Avviata nel 1417 e terminata nella seconda metà del Cinquecento, la vetrata narra episodi tratti dall’Apocalisse di san Giovanni evangelista, unico libro profetico del Nuovo Testamento che contiene misteriose rivelazioni sui destini ultimi dell’umanità e del mondo.
In particolare, l’antello di cui sopra è stato rimosso dalla Cattedrale per ragioni conservative, e negli anni Cinquanta è entrato a far parte della collezione del Museo, dove si trova tuttora nella sala dedicata all’arte vetraria del Duomo (n. 9).
L’opera rappresenta la “Donna dell’Apocalisse nel deserto”: figura enigmatica, è stata riconosciuta di volta in volta come la Vergine Maria oppure come la personificazione della Chiesa o di Israele.
Nell’antello essa è appunto raffigurata nel deserto, dove è fuggita dopo aver salvato il Figlio dal drago a sette teste, comunemente identificato con Satana. Secondo l’Apocalisse di Giovanni, nel deserto Dio aveva preparato un rifugio per la Donna affinché vi fosse nutrita per 1260 giorni.
La Donna, con la chioma circondata da stelle e le mani giunte, si trova in piedi sulla sinistra, davanti a tre animali (un serpente, una tartaruga e un rospo).
Dietro di lei, un angelo in volo è colto nel gesto di cingerle le spalle con un manto, e più in alto ancora una seconda figura angelica si dirige verso destra.
La scena è ambientata in un’oasi verdeggiante con un albero sulla sinistra, mentre il cielo appare azzurro in alto e striato da nubi inferiormente; ancora più in basso si intravede, in lontananza, una chiesa con campanile.

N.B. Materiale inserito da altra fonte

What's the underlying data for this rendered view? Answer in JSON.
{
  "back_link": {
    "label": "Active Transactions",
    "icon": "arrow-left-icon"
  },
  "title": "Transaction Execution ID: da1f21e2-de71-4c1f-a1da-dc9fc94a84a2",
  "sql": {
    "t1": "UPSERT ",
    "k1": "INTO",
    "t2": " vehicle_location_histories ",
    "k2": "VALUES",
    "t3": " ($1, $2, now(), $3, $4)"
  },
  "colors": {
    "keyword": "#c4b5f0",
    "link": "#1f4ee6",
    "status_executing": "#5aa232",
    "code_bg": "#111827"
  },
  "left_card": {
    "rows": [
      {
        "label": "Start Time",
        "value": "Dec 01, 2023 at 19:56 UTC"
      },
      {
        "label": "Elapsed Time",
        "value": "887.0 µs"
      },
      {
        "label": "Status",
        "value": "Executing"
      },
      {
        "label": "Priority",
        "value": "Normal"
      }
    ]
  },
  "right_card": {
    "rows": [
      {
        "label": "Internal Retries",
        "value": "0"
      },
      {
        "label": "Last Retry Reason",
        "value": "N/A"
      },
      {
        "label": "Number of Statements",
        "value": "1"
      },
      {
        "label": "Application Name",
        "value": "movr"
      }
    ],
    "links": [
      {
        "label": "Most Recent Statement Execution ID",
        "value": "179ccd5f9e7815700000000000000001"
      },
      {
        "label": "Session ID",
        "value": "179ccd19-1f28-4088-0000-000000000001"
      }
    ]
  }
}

Gli studi più recenti attribuiscono il cartone preparatorio dell’antello a un ignoto maestro fiammingo e la sua esecuzione al vetraio Stefano Bergognone dal Furno, anche lui proveniente dalle Fiandre: le parti originali (le vesti degli angeli, gli animali e parte della vegetazione) risaltano per l’intensa luminosità dei colori, soprattutto i verdi, mentre quelle sostituite nell’Ottocento appaiono meno vivide.